Telehealth Innovations


Chatbot

Web-based COVID-19 screening allows patients to use a Microsoft asynchronous tool (called a "chatbot") to answer questions. Providers then remotely evaluate the risk of infection and provide guidance to patients on the next steps for them to take. The clinical algorithms hardwired into the system can be updated nearly instantaneously, and the tool alleviates pressure on the live COVID-19 hotline.

Video Intercom

A nurse or consultant can monitor and communicate with a COVID-19 patient from outside the room through a videoconferencing system that connects a personal device or hospital laptop to a tablet computer mounted on an IV pole. The tablets are enabled with Vidyo and SBR Health software.

The tablets auto-answer, so conversations can occur without the patient taking any action. The patient can see the nurse's facial expressions, and the interactions need not be rushed. When physiological monitor alerts require immediate patient observation, nurses can swiftly appear on the screen from anywhere in the hospital. Currently, 600 of these tablets are in use at Mass General, and reports from patients and nurse leaders have been overwhelmingly positive.

Virtual Rounds

As a means of physical distancing, one or two providers are physically present on the ward, while others join remotely from other hospital locations or from home via Microsoft Teams. This approach preserves the intimacy of group work and facilitates task management and image sharing. In fact, more than the usual eight to ten professionals can join in, such as pharmacists, case managers, providers in self-isolation and students who were removed from hospital work.

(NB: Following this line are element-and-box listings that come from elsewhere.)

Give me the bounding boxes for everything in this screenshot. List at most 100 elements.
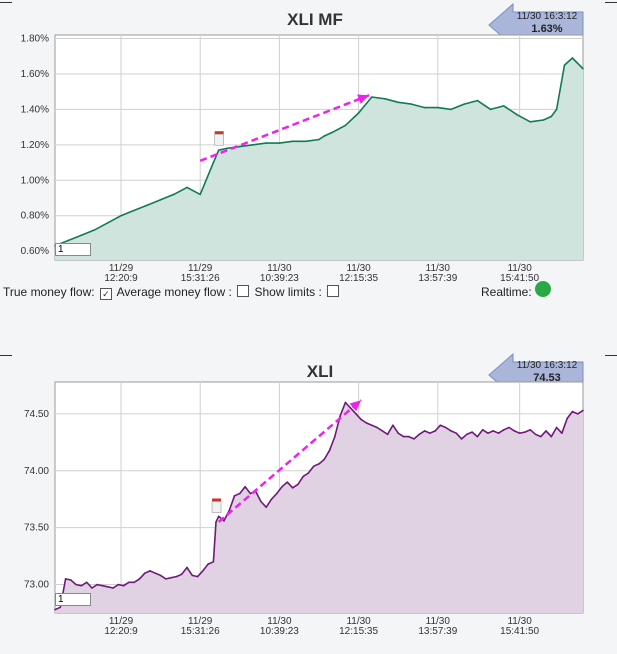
chart1-point-38 <box>529 121 531 123</box>
chart2-point-68 <box>407 435 410 438</box>
chart1-point-23 <box>331 131 334 134</box>
chart1-point-44 <box>582 67 584 70</box>
chart1-xtick-time-3: 12:15:35 <box>339 273 378 284</box>
chart1-badge: 11/30 16:3:12 1.63% <box>512 10 582 36</box>
chart2-point-55 <box>339 415 341 417</box>
chart1-range-input[interactable]: 1 <box>55 243 91 256</box>
chart1-point-14 <box>225 147 228 150</box>
chart2-range-input[interactable]: 1 <box>55 593 91 606</box>
show-limits-checkbox[interactable] <box>327 285 340 297</box>
chart1-point-9 <box>173 193 175 196</box>
chart2-point-16 <box>138 578 141 580</box>
chart1-point-12 <box>212 161 215 164</box>
chart1-ytick-label-1: 1.60% <box>21 69 49 80</box>
chart1-plot: 1.80% 1.60% 1.40% 1.20% 1.00% 0.80% 0.60% 11/29… <box>21 34 584 284</box>
chart2-point-62 <box>376 426 378 429</box>
chart2-point-33 <box>223 520 225 522</box>
chart2-trend-arrow <box>217 399 363 523</box>
chart2-point-63 <box>381 430 384 432</box>
chart2-point-65 <box>392 424 394 427</box>
chart2-point-15 <box>133 581 135 584</box>
chart1-point-16 <box>252 144 254 146</box>
chart2-point-13 <box>122 584 125 587</box>
chart2-point-67 <box>402 435 405 438</box>
chart1-point-36 <box>503 105 505 107</box>
chart2-point-60 <box>365 422 368 424</box>
chart2-gap-marker-top <box>212 498 222 502</box>
chart2-point-21 <box>165 578 167 580</box>
chart2-point-88 <box>513 430 516 432</box>
chart2-point-0 <box>54 608 56 611</box>
chart2-point-79 <box>466 433 468 436</box>
chart2-point-27 <box>196 575 199 578</box>
chart2-point-22 <box>170 576 172 579</box>
chart2-series-line <box>54 401 584 611</box>
chart2-point-26 <box>191 574 194 577</box>
chart1-point-29 <box>410 103 413 105</box>
chart1-point-26 <box>371 96 373 98</box>
chart2-point-6 <box>85 581 88 584</box>
mid-dash-right <box>605 355 617 356</box>
chart1-point-22 <box>323 135 326 137</box>
chart2-point-37 <box>244 485 246 488</box>
chart2-point-101 <box>582 409 584 412</box>
chart2-ytick-label-2: 73.50 <box>24 523 49 534</box>
chart2-point-96 <box>555 426 558 429</box>
chart1-badge-time: 11/30 16:3:12 <box>516 11 578 22</box>
true-mf-checkbox[interactable]: ✓ <box>99 288 112 300</box>
realtime-indicator[interactable] <box>535 281 551 297</box>
chart2-point-46 <box>291 487 294 489</box>
chart2-point-97 <box>561 432 563 435</box>
chart2-point-44 <box>281 485 283 488</box>
chart2-point-11 <box>112 587 114 589</box>
chart1-trend-arrow <box>199 94 370 162</box>
chart2-point-48 <box>302 475 304 478</box>
chart2-xtick-date-0: 11/29 <box>109 616 134 627</box>
chart1-title: XLI MF <box>287 10 343 29</box>
chart1-point-5 <box>120 214 122 217</box>
chart1-trend-arrow-head <box>357 94 370 104</box>
chart2-xtick-time-5: 15:41:50 <box>500 626 539 637</box>
chart2-point-18 <box>149 570 151 572</box>
chart1-ytick-label-3: 1.20% <box>21 140 49 151</box>
chart2-point-85 <box>497 432 500 435</box>
chart2-point-83 <box>487 432 489 435</box>
chart2-point-30 <box>212 560 215 563</box>
chart2-point-70 <box>418 433 421 436</box>
chart2-trend-arrow-head <box>349 400 362 412</box>
chart2-point-19 <box>154 572 157 574</box>
chart2-xtick-time-0: 12:20:9 <box>104 626 138 637</box>
chart2-xtick-date-2: 11/30 <box>267 616 292 627</box>
top-dash-right <box>605 2 617 3</box>
chart2-badge: 11/30 16:3:12 74.53 <box>512 359 582 385</box>
chart2-point-7 <box>91 587 93 589</box>
chart2-point-64 <box>386 433 389 436</box>
chart2-point-10 <box>107 586 109 588</box>
chart1-point-6 <box>133 209 135 212</box>
chart2-point-57 <box>349 407 352 409</box>
chart2-point-80 <box>471 431 473 433</box>
chart2-point-41 <box>265 506 268 508</box>
avg-mf-checkbox[interactable] <box>237 285 250 297</box>
chart2-ytick-label-0: 74.50 <box>24 409 49 420</box>
chart2-point-29 <box>207 563 209 565</box>
chart2-point-23 <box>175 575 178 578</box>
chart2-point-77 <box>455 432 458 435</box>
chart2-point-87 <box>508 426 510 429</box>
chart1-point-30 <box>423 106 426 109</box>
chart1-point-25 <box>357 112 360 114</box>
chart1-point-28 <box>397 101 400 104</box>
chart1-point-43 <box>571 57 574 59</box>
chart1-point-20 <box>305 140 307 143</box>
chart1-point-24 <box>344 124 347 127</box>
chart1-point-3 <box>93 229 96 231</box>
chart2-point-72 <box>429 432 431 435</box>
chart1-gap-marker-body <box>214 133 224 146</box>
chart1-point-37 <box>516 113 518 116</box>
chart1-xtick-time-0: 12:20:9 <box>104 273 138 284</box>
chart2-point-89 <box>518 432 521 435</box>
chart2-xtick-date-1: 11/29 <box>188 616 213 627</box>
chart1-xtick-date-2: 11/30 <box>267 263 292 274</box>
avg-mf-label: Average money flow : <box>116 285 232 299</box>
chart2-point-78 <box>460 438 463 440</box>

Expansion of Established Applications

Prepandemic, Mass General had up to 800 providers regularly offering video-enabled visits to ambulatory patients in a program tightly integrated into its electronic health record (EHR) system. To allow rapid scale-up, the program now operates outside the immediate EHR workflow. It's expected that over 11,000 providers employed by Mass General and others Partners hospitals and practices will eventually participate.

Providers can conduct visits on almost any device because central management keeps communication secure. Providers isolating voluntarily at home or assigned to home quarantine due to testing positive for COVID-19 can continue working if well enough. This option is designed for patients without suspected COVID-19 who are at high risk of serious complications if infected or have ongoing medical conditions that will predictably deteriorate if unattended.

Brief, video-enabled urgent care visits are also available 24/7 when patients cannot be triaged adequately by phone or physician offices are closed. All encounters are documented in the EHR.

Additionally, Mass General offers provider-to-provider expert Virtual Consultation to providers at a network of 30 community hospitals, and over 60% of patients remain at their community hospital after the consult rather than being transferred. This solution is being leveraged during the pandemic to provide expert care across all provider types and specialties, especially critical care and infectious diseases, and is offered at additional facilities like skilled nursing facilities and Boston Hope.

Challenges

The authors urge other health care systems to consider these tactics. They address internal challenges, such as technical support and nationwide barriers to virtual care. Those include:

  • Lack of access to technology by patients, including those who are visually impaired or have other disabilities
  • Limited availability of medical interpreters for patients with limited proficiency in English
  • Inadequate insurance coverage or financial resources to cover copays
  • Supply chain disruptions that are making it difficult to obtain webcams and other peripherals
  • Requirements that providers be licensed in the jurisdiction where the patient is located
  • Concerns about malpractice insurance coverage

All stakeholders including health care systems, providers, payers, government agencies and the public will need to realign their goals and incentives in order to meet the urgent needs posed by COVID-19 and beyond.